Выдох и, снова, болезненными урывками несколько жадных вдохов, – ноздри её трепещут, будто у дикой лани, почуявшей запах пыли, порохового дыма и тёплой крови.
Она сгибается пополам, втиснув в себя нестерпимый источник афродизиаков и навалившись животом на стиральную машинку.
«Так может пахнуть только он – и жизнью, и смертью одновременно, – читает Грета, стоя у окна, чтобы наверняка увидеть, когда в калитку с улицы войдёт эта женщина. – В этом суть его аромата, и я хочу утолить свою жажду обладания им, завладеть этим запахом, запомнить его до мельчайших деталей, до самой отчаянной ноты.

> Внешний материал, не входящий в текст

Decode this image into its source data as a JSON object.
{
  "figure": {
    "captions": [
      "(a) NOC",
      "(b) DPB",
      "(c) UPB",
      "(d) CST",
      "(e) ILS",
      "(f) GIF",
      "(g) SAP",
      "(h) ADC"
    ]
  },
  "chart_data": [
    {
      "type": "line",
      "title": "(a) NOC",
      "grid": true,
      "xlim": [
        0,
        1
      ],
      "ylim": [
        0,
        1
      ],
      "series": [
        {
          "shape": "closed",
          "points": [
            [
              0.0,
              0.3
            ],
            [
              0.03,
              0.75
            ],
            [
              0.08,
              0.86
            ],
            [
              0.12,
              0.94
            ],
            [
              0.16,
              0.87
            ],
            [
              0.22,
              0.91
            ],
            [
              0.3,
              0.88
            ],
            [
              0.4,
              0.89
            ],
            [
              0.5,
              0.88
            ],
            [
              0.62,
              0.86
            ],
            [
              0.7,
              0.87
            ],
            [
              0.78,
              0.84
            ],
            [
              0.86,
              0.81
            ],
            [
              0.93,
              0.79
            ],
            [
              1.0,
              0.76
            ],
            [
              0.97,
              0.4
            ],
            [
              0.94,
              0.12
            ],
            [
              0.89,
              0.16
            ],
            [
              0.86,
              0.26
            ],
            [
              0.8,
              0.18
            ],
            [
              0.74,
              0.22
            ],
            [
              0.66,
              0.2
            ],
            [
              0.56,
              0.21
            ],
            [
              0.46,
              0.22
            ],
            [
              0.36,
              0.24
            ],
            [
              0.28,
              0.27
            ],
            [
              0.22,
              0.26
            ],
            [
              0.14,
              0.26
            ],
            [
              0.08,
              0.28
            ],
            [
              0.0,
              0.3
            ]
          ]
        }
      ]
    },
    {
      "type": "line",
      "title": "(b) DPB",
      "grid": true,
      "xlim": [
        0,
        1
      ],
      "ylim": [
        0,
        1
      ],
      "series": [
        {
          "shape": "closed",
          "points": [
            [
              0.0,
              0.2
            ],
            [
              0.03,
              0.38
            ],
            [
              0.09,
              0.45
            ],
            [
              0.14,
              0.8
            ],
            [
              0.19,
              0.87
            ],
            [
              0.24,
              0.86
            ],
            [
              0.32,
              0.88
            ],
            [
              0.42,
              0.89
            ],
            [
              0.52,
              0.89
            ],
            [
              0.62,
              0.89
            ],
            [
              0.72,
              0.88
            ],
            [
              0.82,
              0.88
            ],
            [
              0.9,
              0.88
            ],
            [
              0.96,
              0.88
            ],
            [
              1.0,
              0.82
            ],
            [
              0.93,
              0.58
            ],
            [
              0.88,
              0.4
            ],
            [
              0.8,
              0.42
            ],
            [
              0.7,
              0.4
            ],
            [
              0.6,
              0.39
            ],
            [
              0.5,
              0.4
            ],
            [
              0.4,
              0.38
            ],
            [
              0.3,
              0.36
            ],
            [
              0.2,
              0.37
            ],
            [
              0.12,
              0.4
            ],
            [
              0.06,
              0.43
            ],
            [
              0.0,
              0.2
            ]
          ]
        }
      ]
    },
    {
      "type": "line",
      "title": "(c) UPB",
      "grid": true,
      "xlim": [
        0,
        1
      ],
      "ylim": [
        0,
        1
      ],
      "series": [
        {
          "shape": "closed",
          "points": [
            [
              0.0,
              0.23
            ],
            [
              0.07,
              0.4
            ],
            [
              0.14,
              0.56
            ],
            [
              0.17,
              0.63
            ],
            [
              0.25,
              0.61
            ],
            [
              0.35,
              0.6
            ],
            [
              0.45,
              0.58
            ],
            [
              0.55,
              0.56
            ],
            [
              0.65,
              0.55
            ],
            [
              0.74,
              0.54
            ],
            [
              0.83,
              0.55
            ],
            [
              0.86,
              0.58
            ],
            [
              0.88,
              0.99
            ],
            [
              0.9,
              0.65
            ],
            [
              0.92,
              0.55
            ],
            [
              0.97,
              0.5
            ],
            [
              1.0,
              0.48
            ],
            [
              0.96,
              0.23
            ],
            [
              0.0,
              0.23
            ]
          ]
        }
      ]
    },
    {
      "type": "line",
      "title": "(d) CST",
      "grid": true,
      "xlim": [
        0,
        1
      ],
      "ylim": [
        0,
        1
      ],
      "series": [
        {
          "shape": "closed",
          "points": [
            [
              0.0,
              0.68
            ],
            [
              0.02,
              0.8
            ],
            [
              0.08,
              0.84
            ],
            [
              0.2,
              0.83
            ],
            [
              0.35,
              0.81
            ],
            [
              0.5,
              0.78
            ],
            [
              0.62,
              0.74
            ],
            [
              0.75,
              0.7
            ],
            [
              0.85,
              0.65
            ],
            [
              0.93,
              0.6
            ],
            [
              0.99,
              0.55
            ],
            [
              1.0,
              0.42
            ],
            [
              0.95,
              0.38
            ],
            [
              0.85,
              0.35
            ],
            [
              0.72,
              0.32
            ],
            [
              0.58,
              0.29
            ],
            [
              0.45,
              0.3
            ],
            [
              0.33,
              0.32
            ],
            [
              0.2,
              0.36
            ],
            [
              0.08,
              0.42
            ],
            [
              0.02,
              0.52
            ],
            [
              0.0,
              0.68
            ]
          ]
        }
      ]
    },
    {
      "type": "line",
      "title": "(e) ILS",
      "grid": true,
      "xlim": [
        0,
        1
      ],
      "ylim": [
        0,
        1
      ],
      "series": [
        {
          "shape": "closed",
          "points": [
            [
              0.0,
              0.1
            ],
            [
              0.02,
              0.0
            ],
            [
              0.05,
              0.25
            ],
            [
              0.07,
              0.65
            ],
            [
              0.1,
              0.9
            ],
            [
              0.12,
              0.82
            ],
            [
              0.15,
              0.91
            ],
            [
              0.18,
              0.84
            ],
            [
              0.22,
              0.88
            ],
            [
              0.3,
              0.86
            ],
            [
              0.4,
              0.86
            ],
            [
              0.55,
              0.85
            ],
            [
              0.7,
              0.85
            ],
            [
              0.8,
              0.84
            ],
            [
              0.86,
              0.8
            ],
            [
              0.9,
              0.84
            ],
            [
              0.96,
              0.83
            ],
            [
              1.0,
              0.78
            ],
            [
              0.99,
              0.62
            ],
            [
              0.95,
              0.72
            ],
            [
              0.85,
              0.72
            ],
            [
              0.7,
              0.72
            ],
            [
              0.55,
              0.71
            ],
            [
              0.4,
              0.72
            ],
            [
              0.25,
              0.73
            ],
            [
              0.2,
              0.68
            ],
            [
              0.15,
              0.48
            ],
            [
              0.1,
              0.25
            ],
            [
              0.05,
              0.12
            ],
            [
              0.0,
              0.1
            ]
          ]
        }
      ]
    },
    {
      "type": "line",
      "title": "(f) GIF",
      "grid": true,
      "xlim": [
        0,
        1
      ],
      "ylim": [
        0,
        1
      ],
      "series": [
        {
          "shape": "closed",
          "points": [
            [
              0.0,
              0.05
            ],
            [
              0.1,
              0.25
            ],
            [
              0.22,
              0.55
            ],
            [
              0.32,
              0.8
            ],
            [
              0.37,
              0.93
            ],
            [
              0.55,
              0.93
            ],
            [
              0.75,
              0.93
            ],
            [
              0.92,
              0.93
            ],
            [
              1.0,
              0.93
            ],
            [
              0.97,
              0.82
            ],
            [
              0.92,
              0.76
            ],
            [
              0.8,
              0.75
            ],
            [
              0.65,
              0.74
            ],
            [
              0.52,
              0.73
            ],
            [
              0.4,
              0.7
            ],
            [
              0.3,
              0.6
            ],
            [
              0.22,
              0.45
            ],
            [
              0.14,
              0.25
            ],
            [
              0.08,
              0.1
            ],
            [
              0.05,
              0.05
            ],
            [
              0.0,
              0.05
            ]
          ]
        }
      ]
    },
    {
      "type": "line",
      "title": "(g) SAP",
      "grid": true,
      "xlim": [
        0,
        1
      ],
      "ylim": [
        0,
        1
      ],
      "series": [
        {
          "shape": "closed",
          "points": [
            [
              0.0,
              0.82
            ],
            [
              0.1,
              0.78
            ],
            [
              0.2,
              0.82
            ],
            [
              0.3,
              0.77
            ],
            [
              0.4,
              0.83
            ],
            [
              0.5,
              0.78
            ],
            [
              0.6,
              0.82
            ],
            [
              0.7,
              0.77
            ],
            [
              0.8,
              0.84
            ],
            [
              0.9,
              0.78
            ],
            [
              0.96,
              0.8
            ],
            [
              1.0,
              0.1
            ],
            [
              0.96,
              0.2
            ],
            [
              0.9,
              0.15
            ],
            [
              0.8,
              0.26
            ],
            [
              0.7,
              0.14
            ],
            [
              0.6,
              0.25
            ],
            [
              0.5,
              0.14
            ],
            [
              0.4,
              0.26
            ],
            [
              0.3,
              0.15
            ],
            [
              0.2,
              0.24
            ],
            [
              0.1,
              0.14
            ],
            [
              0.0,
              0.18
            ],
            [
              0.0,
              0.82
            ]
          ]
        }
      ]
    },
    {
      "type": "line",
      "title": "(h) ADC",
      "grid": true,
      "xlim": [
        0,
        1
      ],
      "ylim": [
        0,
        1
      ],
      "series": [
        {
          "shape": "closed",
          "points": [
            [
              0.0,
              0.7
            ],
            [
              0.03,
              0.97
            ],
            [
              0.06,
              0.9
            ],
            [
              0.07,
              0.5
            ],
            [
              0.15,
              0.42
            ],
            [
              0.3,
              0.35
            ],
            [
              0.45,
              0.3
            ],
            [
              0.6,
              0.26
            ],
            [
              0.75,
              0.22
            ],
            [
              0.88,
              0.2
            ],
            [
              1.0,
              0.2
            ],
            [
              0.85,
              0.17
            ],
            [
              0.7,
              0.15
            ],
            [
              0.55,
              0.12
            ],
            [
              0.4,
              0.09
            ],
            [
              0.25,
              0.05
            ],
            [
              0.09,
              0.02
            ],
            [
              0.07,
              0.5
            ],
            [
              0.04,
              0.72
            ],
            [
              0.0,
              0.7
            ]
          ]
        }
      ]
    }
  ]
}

Я хочу быть этой футболкой и касаться его спины, и груди, и змеи на его плече; впитывать пот и до нитки пропахнуть им, – пропахнуть насквозь, заарканить, заякорить, вплести в этот запах свои эндорфины. Как жаль, что нельзя задержать в себе воздух навечно – сожрать его лёгкими, законсервировать и оставить. Это как наркотик, на который можно отлавливать женщин.
Вот вчера, например. Мы зашли в пиццерию…»
– Что за парфюм у Вас? – девушка за стойкой приветливо улыбается им. Вернее – ему. – Очень приятно пахнет.
В этот момент Соня готова задушить её, перегнувшись через прилавок. Она сжимает и разжимает кулаки, будто боец на ринге: «Хватит таращиться, любезная молодая сучка! Он не пользуется никаким парфюмом, дура ты набитая!»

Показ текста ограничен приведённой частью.